In order to achieve the object described above, a method for manufacturing a battery electrode plate according to a first aspect of the invention includes the steps of: mixing a solvent with a polyolefin resin used as an insulation layer of a positive electrode plate or negative electrode plate; preparing a gel-like solution, or a gelled solution as a whole having a high viscosity, by heating the mixture of the polyolefin resin and the solvent at a temperature at which a part or the whole of the polyolefin melts; forming an insulation layer by coating the gel-like solution on a surface of the positive electrode plate or negative electrode plate; and drying it by heating the positive electrode plate or negative electrode plate formed with the insulation layer.
In this method for manufacturing a battery electrode plate, the insulation layer that corresponds to a separator and the positive electrode plate or negative electrode plate are made equal in area. Thereby, a portion conventionally occupied only by a separator is utilized, so that discharge capacity per unit volume of battery is improved. At the same time, since the insulation layer and the positive electrode plate or the negative electrode plate are unitized together, better interfacial bonding is provided in comparison with a conventional separator, so that battery characteristics is improved.

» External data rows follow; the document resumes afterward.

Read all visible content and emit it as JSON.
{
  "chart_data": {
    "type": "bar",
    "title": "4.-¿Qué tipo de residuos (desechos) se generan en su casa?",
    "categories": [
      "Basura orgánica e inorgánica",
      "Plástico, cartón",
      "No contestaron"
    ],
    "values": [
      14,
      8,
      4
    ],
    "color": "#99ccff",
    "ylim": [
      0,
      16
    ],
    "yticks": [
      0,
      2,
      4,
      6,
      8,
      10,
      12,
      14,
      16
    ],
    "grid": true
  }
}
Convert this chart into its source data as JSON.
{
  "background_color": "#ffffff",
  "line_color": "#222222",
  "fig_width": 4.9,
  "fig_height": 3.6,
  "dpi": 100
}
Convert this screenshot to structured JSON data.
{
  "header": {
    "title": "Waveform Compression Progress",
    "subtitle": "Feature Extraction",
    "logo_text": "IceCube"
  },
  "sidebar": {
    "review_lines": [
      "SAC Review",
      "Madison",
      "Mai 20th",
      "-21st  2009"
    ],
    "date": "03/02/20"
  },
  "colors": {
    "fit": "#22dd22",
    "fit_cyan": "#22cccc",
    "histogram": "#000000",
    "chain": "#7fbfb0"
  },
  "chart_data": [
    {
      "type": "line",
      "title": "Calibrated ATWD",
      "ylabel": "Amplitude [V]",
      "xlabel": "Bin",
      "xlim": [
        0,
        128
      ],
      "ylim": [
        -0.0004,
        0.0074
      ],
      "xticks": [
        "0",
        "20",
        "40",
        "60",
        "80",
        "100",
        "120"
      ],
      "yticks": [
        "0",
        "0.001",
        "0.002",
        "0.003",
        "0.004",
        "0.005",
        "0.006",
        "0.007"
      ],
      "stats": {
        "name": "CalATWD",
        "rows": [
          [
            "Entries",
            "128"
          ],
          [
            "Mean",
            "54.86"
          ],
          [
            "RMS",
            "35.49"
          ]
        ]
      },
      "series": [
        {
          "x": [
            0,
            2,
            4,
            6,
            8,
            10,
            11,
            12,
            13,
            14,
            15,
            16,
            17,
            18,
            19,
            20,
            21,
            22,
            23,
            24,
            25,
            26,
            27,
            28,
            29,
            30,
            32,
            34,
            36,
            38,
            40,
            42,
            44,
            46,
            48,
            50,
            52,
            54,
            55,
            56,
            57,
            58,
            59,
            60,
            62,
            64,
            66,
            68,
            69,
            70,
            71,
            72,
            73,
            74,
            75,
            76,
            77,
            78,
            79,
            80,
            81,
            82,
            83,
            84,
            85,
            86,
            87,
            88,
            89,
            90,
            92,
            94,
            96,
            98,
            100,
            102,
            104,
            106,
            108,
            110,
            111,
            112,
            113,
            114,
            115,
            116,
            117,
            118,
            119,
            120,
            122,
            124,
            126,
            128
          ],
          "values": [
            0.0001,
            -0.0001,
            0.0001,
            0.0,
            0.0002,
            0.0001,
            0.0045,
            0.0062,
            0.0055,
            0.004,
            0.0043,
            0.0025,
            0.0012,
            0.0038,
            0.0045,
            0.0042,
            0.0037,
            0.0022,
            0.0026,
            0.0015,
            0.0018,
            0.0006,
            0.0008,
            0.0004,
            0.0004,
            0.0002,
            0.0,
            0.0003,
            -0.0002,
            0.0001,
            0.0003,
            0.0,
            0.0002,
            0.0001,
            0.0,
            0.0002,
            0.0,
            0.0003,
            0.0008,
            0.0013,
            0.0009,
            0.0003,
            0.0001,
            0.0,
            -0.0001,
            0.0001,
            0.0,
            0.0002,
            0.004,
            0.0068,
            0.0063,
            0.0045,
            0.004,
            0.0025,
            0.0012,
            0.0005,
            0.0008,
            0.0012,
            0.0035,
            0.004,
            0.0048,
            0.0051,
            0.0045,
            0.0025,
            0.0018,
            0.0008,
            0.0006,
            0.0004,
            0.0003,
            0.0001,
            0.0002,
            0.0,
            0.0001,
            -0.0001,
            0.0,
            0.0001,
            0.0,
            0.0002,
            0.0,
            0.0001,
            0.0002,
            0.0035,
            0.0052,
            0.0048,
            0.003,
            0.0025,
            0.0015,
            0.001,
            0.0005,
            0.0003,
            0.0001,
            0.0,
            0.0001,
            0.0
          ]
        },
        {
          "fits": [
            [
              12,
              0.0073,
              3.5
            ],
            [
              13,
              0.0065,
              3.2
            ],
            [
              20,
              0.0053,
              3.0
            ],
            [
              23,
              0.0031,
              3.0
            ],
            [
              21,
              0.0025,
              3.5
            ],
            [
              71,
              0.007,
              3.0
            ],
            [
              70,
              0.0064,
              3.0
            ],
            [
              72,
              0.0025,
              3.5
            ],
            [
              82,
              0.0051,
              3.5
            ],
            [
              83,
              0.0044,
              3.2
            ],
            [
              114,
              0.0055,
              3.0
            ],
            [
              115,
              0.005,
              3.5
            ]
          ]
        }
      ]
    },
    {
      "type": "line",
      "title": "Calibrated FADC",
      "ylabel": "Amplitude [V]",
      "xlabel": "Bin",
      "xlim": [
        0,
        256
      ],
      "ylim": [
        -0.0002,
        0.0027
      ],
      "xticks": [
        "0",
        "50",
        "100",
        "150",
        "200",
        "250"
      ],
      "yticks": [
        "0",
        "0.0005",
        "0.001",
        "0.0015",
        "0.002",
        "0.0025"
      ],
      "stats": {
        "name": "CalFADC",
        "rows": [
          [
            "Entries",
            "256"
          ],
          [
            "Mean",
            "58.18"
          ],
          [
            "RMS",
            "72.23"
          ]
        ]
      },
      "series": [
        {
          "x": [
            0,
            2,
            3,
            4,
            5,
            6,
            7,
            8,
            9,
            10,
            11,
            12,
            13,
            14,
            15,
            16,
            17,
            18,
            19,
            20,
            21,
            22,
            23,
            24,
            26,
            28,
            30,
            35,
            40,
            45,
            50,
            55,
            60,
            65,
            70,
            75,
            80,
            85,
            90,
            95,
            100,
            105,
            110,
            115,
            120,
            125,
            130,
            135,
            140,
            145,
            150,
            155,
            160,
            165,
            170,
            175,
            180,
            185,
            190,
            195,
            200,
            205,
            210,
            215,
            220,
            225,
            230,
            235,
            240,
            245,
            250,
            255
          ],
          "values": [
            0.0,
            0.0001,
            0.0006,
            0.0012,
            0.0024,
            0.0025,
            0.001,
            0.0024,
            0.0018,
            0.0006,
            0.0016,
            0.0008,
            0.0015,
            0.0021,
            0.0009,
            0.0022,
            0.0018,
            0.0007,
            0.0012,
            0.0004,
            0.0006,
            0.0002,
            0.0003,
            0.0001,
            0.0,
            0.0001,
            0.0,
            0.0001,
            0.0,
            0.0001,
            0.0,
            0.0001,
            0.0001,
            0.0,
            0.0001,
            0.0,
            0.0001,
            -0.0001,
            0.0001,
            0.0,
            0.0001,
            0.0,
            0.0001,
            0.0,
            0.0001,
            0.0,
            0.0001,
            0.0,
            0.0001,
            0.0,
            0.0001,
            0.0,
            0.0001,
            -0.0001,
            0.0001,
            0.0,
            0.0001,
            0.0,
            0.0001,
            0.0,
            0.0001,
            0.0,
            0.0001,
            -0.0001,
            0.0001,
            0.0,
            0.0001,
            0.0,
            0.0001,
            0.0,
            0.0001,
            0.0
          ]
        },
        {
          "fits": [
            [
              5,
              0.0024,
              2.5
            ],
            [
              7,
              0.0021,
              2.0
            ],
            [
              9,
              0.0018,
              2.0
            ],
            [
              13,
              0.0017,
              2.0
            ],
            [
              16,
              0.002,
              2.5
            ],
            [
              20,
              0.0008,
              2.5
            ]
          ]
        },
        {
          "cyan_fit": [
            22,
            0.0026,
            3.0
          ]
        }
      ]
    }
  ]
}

Further, a method for manufacturing battery electrode plate according to a second aspect of the invention includes the steps of: mixing a polyolefin resin with a solvent; preparing a gel-like solution, or a gelled solution as a whole having high viscosity, by heating the mixture at a temperature where a part or the whole of the polyolefin melts; adding a fluororesin and/or an imide resin to the polyolefin resin at any stage between the state where the polyolefin resin exists alone and the state of the gel-like solution; coating the gel-like solution on a surface of a positive electrode plate or negative electrode plate; and drying it by heating the positive electrode plate or the negative electrode plate coated with the gel-like solution to form the gel-like solution into an insulation layer on the positive electrode plate or negative electrode plate.
According to the method for manufacturing an electrode plate according to the second aspect of the invention, heat resistance of the insulation layer formed mainly from a polyolefin resin is improved. Among different resins, a polyolefin resin has a lower melting temperature. When a battery using a polyolefin resin is exposed to an environment of high temperatures exceeding a melting temperature of a polyolefin resin due to users"" mishandling, the polyolefin resin may melt to deform and drop. However, the added fluororesin and/or imide resin having a higher melting temperature provides a state in which particles of resins are connected together, and fluororesin and/or imide resin that is not melted prevents deformation and drop of the polyolefin resin.